Via The Military Times:
The White House late Tuesday signed a memo allowing troops stationed at the border to engage in some law enforcement roles and use lethal force, if necessary — a move that legal experts have cautioned may run afoul of the Posse Comitatus Act.
The new “cabinet order” was signed by White House Chief of Staff John Kelly, not President Donald Trump. It allows “Department of Defense military personnel” to “perform those military protective activities that the Secretary of Defense determines are reasonably necessary” to protect border agents, including “a show or use of force (including lethal force, where necessary), crowd control, temporary detention. and cursory search.”
There are approximately 5,900 active-duty troops and 2,100 National Guard forces deployed to the U.S.-Mexico border. Some of those activities, including crowd control and detention, may run into potential conflict with the 1898 Posse Comitatus Act. If crossed, the erosion of the act’s limitations could represent a fundamental shift in the way the U.S. military is used, legal experts said.
The Posse Comitatus Act, was enacted in 1878, and forbids the use of the United States Army, and through it, its offspring, the United States Air Force, as a posse comitatus or for law enforcement purposes without the approval of Congress.
The original provision was enacted as Section 15 of chapter 263, of the Acts of the 2nd session of the 45th Congress.

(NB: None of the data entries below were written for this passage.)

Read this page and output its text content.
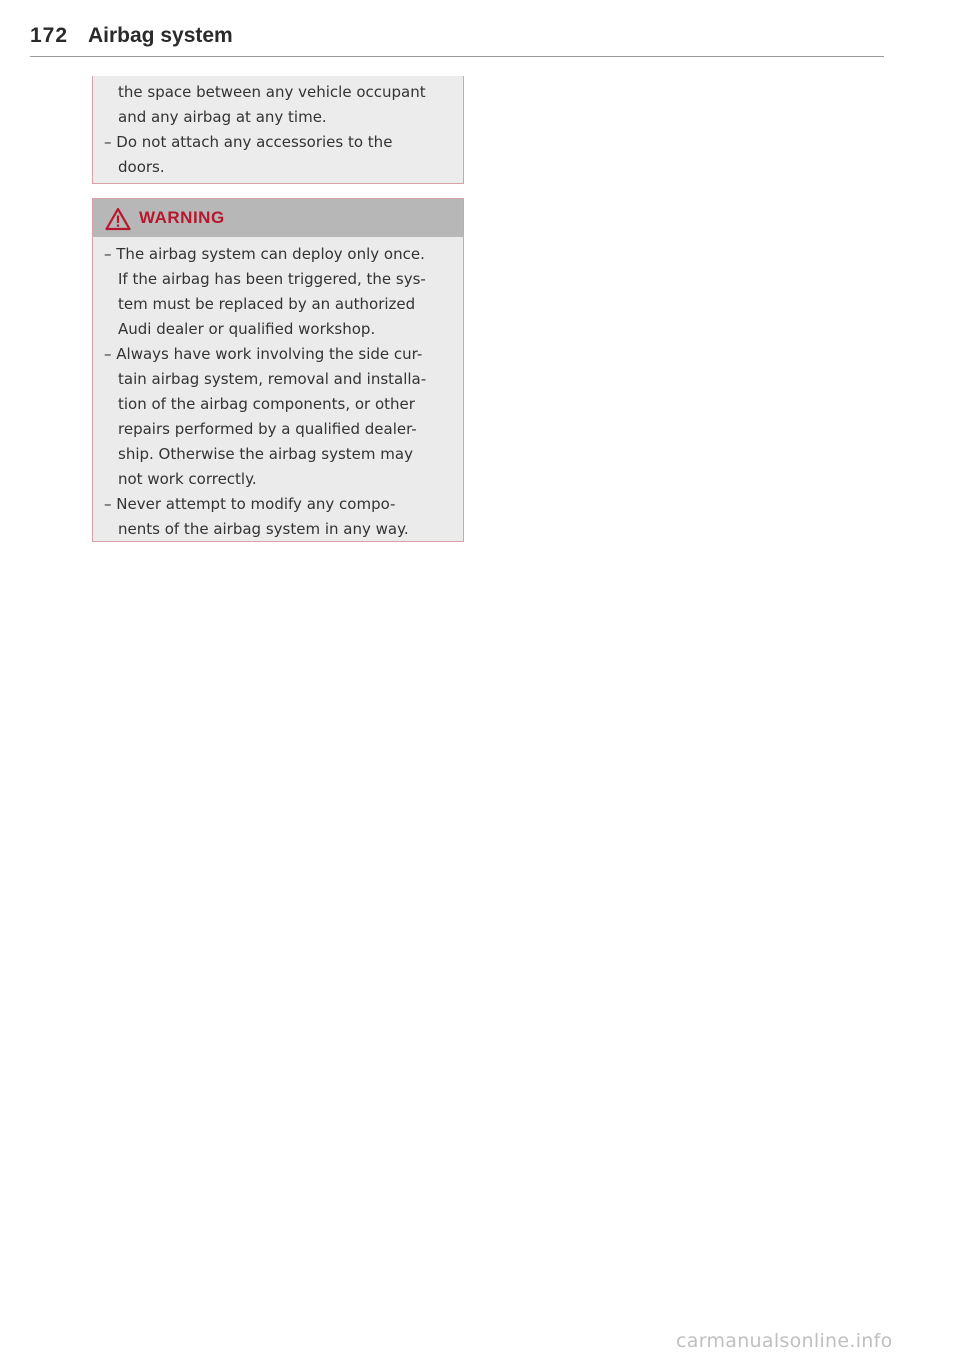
172 Airbag system
the space between any vehicle occupant
and any airbag at any time.
– Do not attach any accessories to the
doors.
WARNING
– The airbag system can deploy only once.
If the airbag has been triggered, the sys-
tem must be replaced by an authorized
Audi dealer or qualified workshop.
– Always have work involving the side cur-
tain airbag system, removal and installa-
tion of the airbag components, or other
repairs performed by a qualified dealer-
ship. Otherwise the airbag system may
not work correctly.
– Never attempt to modify any compo-
nents of the airbag system in any way.
carmanualsonline.info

Sec. 15. From and after the passage of this act it shall not be lawful to employ any part of the Army of the United States, as a posse comitatus, or otherwise, for the purpose of executing the laws, except in such cases and under such circumstances as such employment of said force may be expressly authorized by the Constitution or by act of Congress; and no money appropriated by this act shall be used to pay any of the expenses incurred in the employment of any troops in violation of this section and any person willfully violating the provisions of this section shall be deemed guilty of a misdemeanor and on conviction thereof shall be punished by fine not exceeding ten thousand dollars or imprisonment not exceeding two years or by both such fine and imprisonment
LOCK HIM UP! LOCK HIM UP! LOCK HIM UP!